Student presentation:
     Dynamics of genes in populations: Genetic drift and Kimura's theory of neutral evolution.


Question to discuss:
        Why are some parts of proteins conserved and others are not? Does this rhyme with the theory of neutral evolution?

 

 

   I forgot to do this last week:  

Evolution of protein families

Homology (shared ancestry) versus  Analogy (convergent evolution)

Types of homology  (orthology, paralogy, xenology, synology)

Discussion and examples from Fitch's article (TIG 2000, see handout).
See globin trees as example. Question: Can one gene have more than one ortholog in another organism? (What is the human ortholog to the plant globin gene?)

Further notes on systematic terminology:

The term cladogram refers to a strictly bifurcating diagram, where each clade is defined by a common ancestor that only gives rise to members of this clade. I.e., a clade is monophyletic (derived from one ancestor) as opposed to polyphyletic (derived from many ancestors). A clade is recognized and defined by shared derived characters (= synapomorphies). Shared primitive characters (= sympleisiomorphies) do not define a clade.

To use these terms you need to have polarized characters; for most molecular characters you don't know which state is primitive and which is derived (exceptions:....).

Related terms:
autapomorphy = a derived character that is only present in one group; an autapomorphic character does not tell us anything about the relationship of the group that has this character ot other groups.

homoplasy = a derived character that was derived twice independently (convergent evolution). Note that the characters in question might still be homologous (e.g. a position in a sequence alignment, front limbs turned into wings in birds and bats).

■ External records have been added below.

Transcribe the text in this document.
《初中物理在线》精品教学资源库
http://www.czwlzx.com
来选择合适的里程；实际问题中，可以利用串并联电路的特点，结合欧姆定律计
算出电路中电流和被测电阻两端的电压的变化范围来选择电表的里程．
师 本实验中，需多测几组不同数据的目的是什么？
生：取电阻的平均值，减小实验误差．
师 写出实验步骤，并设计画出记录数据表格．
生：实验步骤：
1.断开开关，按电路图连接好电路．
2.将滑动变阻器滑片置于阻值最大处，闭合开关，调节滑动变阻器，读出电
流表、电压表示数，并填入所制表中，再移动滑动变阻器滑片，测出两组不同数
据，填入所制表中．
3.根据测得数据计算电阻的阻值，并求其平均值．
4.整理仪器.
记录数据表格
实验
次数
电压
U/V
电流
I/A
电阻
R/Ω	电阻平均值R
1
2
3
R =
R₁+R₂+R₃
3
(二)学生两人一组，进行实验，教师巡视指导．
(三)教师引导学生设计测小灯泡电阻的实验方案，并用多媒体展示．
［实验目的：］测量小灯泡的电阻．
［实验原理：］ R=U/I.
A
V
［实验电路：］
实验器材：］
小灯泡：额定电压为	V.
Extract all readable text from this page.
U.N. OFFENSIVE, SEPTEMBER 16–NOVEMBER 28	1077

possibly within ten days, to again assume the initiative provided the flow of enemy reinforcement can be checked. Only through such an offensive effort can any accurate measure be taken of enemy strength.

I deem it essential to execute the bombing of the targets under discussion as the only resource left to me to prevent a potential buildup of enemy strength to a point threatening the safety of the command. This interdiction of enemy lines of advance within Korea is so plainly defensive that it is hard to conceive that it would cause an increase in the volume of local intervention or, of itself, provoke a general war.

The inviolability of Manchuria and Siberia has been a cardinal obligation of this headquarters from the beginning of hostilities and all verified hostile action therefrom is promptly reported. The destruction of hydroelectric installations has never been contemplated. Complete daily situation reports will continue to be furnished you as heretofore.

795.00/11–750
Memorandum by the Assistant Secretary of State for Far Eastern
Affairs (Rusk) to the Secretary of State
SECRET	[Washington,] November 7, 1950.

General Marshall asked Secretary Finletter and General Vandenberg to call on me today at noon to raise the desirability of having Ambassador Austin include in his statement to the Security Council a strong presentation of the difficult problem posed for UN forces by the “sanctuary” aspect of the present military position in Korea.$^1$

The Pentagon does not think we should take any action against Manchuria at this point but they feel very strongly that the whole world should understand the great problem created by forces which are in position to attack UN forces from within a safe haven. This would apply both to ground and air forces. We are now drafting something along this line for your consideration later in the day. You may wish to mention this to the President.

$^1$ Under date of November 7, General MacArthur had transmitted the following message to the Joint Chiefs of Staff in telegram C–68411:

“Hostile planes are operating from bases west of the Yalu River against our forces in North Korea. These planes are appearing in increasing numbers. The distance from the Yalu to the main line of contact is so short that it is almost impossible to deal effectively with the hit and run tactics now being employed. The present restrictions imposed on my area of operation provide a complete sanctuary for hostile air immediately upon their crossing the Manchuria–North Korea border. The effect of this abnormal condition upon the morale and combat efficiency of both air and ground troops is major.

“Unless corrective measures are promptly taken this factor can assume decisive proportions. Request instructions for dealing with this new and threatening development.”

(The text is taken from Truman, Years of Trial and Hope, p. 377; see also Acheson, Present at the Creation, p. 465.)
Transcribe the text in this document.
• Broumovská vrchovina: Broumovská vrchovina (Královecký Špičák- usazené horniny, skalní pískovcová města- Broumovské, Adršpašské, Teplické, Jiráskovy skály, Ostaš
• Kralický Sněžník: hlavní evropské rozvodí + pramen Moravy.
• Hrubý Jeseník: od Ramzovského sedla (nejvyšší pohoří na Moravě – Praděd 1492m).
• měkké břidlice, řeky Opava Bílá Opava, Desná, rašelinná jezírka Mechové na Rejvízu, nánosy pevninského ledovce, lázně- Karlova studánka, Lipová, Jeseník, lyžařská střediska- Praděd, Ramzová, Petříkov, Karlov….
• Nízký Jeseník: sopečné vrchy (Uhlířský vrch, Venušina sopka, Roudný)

paraphyletic = a taxonomic group that is defined by a common ancestor, however, the common ancestor of this group also has descendants that do not belong to this taxonomic group. Many systematists despise paraphyletic groups (and consider them to be polyphyletic). Examples for paraphyletic groups are reptiles and protists. Many consider the archaea to be paraphyletic as well.

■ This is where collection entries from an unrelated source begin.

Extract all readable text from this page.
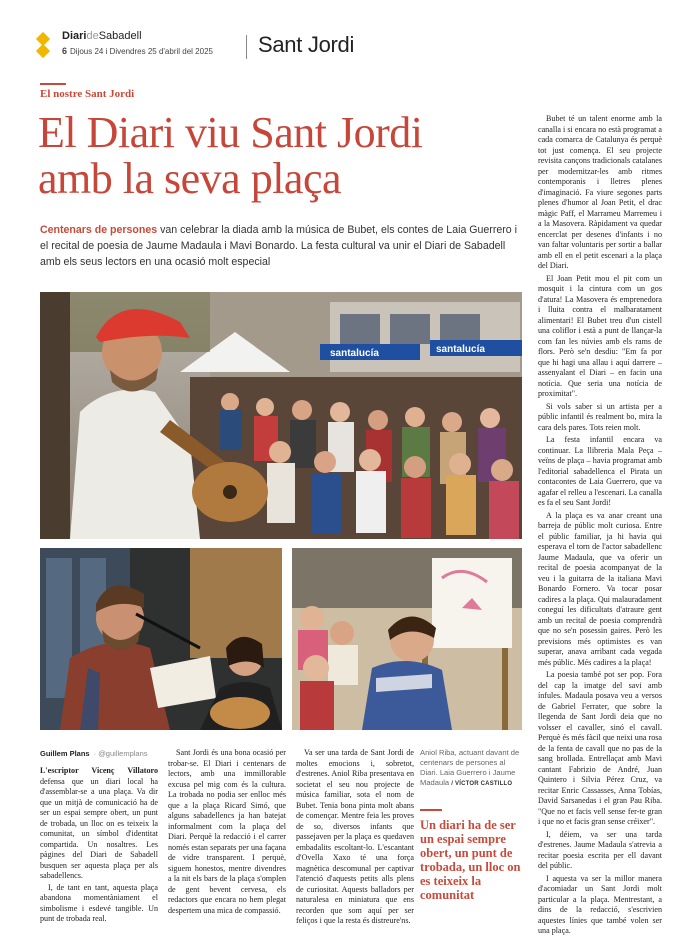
DiarideSabadell
6 Dijous 24 i Divendres 25 d'abril del 2025 Sant Jordi
El nostre Sant Jordi
El Diari viu Sant Jordi
amb la seva plaça
Centenars de persones van celebrar la diada amb la música de Bubet, els contes de Laia Guerrero i el recital de poesia de Jaume Madaula i Mavi Bonardo. La festa cultural va unir el Diari de Sabadell amb els seus lectors en una ocasió molt especial
santalucía	santalucía
Guillem Plans · @guillemplans	Aniol Riba, actuant davant de centenars de persones al Diari. Laia Guerrero i Jaume Madaula / VÍCTOR CASTILLO

L'escriptor Vicenç Villatoro defensa que un diari local ha d'assemblar-se a una plaça. Va dir que un mitjà de comunicació ha de ser un espai sempre obert, un punt de trobada, un lloc on es teixeix la comunitat, un símbol d'identitat compartida. Un nosaltres. Les pàgines del Diari de Sabadell busquen ser aquesta plaça per als sabadellencs.

I, de tant en tant, aquesta plaça abandona momentàniament el simbolisme i esdevé tangible. Un punt de trobada real.

Sant Jordi és una bona ocasió per trobar-se. El Diari i centenars de lectors, amb una immillorable excusa pel mig com és la cultura. La trobada no podia ser enlloc més que a la plaça Ricard Simó, que alguns sabadellencs ja han batejat informalment com la plaça del Diari. Perquè la redacció i el carrer només estan separats per una façana de vidre transparent. I perquè, siguem honestos, mentre divendres a la nit els bars de la plaça s'omplen de gent bevent cervesa, els redactors que encara no hem plegat despertem una mica de compassió.

Va ser una tarda de Sant Jordi de moltes emocions i, sobretot, d'estrenes. Aniol Riba presentava en societat el seu nou projecte de música familiar, sota el nom de Bubet. Tenia bona pinta molt abans de començar. Mentre feia les proves de so, diversos infants que passejaven per la plaça es quedaven embadalits escoltant-lo. L'escantant d'Ovella Xaxo té una força magnètica descomunal per captivar l'atenció d'aquests petits alls plens de curiositat. Aquests balladors per naturalesa en miniatura que ens recorden que som aquí per ser feliços i que la resta és distreure'ns.

Un diari ha de ser un espai sempre obert, un punt de trobada, un lloc on es teixeix la comunitat

Bubet té un talent enorme amb la canalla i si encara no està programat a cada comarca de Catalunya és perquè tot just comença. El seu projecte revisita cançons tradicionals catalanes per modernitzar-les amb ritmes contemporanis i lletres plenes d'imaginació. Fa viure segones parts plenes d'humor al Joan Petit, el drac màgic Paff, el Marrameu Marremeu i a la Masovera. Ràpidament va quedar encerclat per desenes d'infants i no van faltar voluntaris per sortir a ballar amb ell en el petit escenari a la plaça del Diari.

El Joan Petit mou el pit com un mosquit i la cintura com un gos d'atura! La Masovera és emprenedora i lluita contra el malbaratament alimentari! El Bubet treu d'un cistell una coliflor i està a punt de llançar-la com fan les núvies amb els rams de flors. Però se'n desdiu: "Em fa por que hi hagi una allau i aquí darrere – assenyalant el Diari – en facin una notícia. Que seria una notícia de proximitat".

Si vols saber si un artista per a públic infantil és realment bo, mira la cara dels pares. Tots reien molt.

La festa infantil encara va continuar. La llibreria Mala Peça – veïns de plaça – havia programat amb l'editorial sabadellenca el Pirata un contacontes de Laia Guerrero, que va agafar el relleu a l'escenari. La canalla es fa el seu Sant Jordi!

A la plaça es va anar creant una barreja de públic molt curiosa. Entre el públic familiar, ja hi havia qui esperava el torn de l'actor sabadellenc Jaume Madaula, que va oferir un recital de poesia acompanyat de la veu i la guitarra de la italiana Mavi Bonardo Fornero. Va tocar posar cadires a la plaça. Qui malauradament coneguí les dificultats d'atraure gent amb un recital de poesia comprendrà que no se'n posessin gaires. Però les previsions més optimistes es van superar, anava arribant cada vegada més públic. Més cadires a la plaça!

La poesia també pot ser pop. Fora del cap la imatge del savi amb ínfules. Madaula posava veu a versos de Gabriel Ferrater, que sobre la llegenda de Sant Jordi deia que no volsser el cavaller, sinó el cavall. Perquè és més fàcil que neixi una rosa de la fenta de cavall que no pas de la sang brollada. Entrellaçat amb Mavi cantant Fabrizio de André, Juan Quintero i Silvia Pérez Cruz, va recitar Enric Cassasses, Anna Tobías, David Sarsanedas i el gran Pau Riba. "Que no et facis vell sense fer-te gran i que no et facis gran sense créixer".

I, déiem, va ser una tarda d'estrenes. Jaume Madaula s'atrevia a recitar poesia escrita per ell davant del públic.

I aquesta va ser la millor manera d'acomiadar un Sant Jordi molt particular a la plaça. Mentrestant, a dins de la redacció, s'escrivien aquestes línies que també volen ser una plaça.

holophyletic = same as above, but the common ancestor gave rise only to members of the group.

 

  Review on approaches to phylogenetic reconstruction
     (caution, there are many ways to cut a cake):

a.    DISTANCE ANALYSES

I. calculate pairwise distances
     (different distance measures, correction for multiple hits, correction for codon bias)

II. make distance matrix (table of pairwise corrected distances)

III. calculate tree from distance matrix

i) using optimality criterion
(e.g.: smallest error squared between distance matrix and distances in tree, or use
ii) algorithmic approaches (UPGMA or neighbor joining)

b.    PARSIMONY ANALYSES

find that tree that explains sequence data with minimum number of substitutions
(tree includes hypothesis of sequence at each of the nodes)

c.    MAXIMUM LIKELIHOOD ANALYSES

Given a model for sequence evolution, find the tree that has the highest probability under this model.
This approach can also be used to successively refine the model.

 

On Wednesday we will use programs from the PHYLIP package.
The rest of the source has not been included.